Никакого уныния: сонный, говорит, я был, на автомате не ту дверь открыл, а потом бежал и совсем не матерился, бежал и видел, что семафоры учащаются, и понимал — мне повезло, станция должна быть рядом. И бежал. Нет, говорит, я не Форест Гамп, и не пьяный я был, и не выдающийся это вовсе случай — у нас часто. Он прав, этот парень из нашего города-побратима Братска. Хотя в основном по пьяни — я, разумеется, позже стал коллекционировать такие происшествия. Вот, к примеру, «слегка перебравший», как писали местные коллеги-газетчики, житель Хакасии выпал из скорого поезда «Владивосток — Новосибирск» прямо на ходу в иркутской тайге (тоже, кстати, в конце сентября). И ничего. Плечо только вывихнул, но со временем добрался до кафе «Верблюд» на границе с Красноярским краем. Или есть персонажи еще круче, как алтайский вице-премьер, что, браконьерствуя, стреляя то архаров, то лосей по заказникам, не раз падал с вертолета, вертолеты с ним бились, товарищи его московские гибли пачками, а он — ничего. Выходил по тайге к людям. Грелся у костерка, дожидаясь спасателей.

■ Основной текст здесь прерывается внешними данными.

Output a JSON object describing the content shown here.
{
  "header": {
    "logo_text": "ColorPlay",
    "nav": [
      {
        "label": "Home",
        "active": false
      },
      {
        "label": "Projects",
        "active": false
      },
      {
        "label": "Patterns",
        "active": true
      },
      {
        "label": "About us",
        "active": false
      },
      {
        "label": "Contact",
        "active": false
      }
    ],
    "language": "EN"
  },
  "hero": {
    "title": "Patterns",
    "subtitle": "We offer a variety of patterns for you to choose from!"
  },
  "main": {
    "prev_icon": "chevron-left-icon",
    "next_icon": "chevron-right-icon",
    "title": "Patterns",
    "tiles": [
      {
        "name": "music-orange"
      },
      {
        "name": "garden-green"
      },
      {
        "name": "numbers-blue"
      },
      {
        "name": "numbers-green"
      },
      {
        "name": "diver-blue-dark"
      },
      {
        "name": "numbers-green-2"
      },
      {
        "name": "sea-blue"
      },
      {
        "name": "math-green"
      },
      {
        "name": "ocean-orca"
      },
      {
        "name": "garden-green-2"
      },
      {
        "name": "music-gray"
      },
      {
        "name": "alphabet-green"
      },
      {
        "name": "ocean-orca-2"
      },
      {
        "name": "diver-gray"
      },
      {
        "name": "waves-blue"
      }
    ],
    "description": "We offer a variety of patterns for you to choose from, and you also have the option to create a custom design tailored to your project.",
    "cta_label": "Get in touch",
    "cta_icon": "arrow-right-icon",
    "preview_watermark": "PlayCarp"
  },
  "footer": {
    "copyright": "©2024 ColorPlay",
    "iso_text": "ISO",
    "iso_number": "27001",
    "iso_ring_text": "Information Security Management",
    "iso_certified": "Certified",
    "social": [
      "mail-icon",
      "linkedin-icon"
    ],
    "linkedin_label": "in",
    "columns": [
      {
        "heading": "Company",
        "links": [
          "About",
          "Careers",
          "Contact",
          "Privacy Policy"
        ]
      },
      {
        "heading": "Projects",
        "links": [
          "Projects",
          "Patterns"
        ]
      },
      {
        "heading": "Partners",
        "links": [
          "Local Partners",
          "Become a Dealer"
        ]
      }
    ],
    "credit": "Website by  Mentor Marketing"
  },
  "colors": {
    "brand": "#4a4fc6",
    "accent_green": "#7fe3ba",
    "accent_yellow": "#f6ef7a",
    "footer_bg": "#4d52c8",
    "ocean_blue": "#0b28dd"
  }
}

Летчика такого лично знаю — полярного аса, бившего волков лыжей (на шасси) на эвенкийском озере Виви: рыбу там они наловленную в леднике хранили, а волки повадились их раскулачивать, ну и получали по прилету. Это — по рассказам, но потом и я с ним много раз летал над тайгой, и упал он в ней на моих глазах: завис на «Робинсоне» низко над Енисеем, низко очень завис, подушке воздушной тут не образоваться, ну и рухнул. Сам всплыл и сидел, цуцик, на большом, размером с «жигуль»-девятку, камне, дрожал (правильней бы тут писать с двумя «ж») — вода у нас холодная, да.

«Я понял, что меня сейчас притянет, куда надо». Фото: Алексей Душутин / «Новая газета»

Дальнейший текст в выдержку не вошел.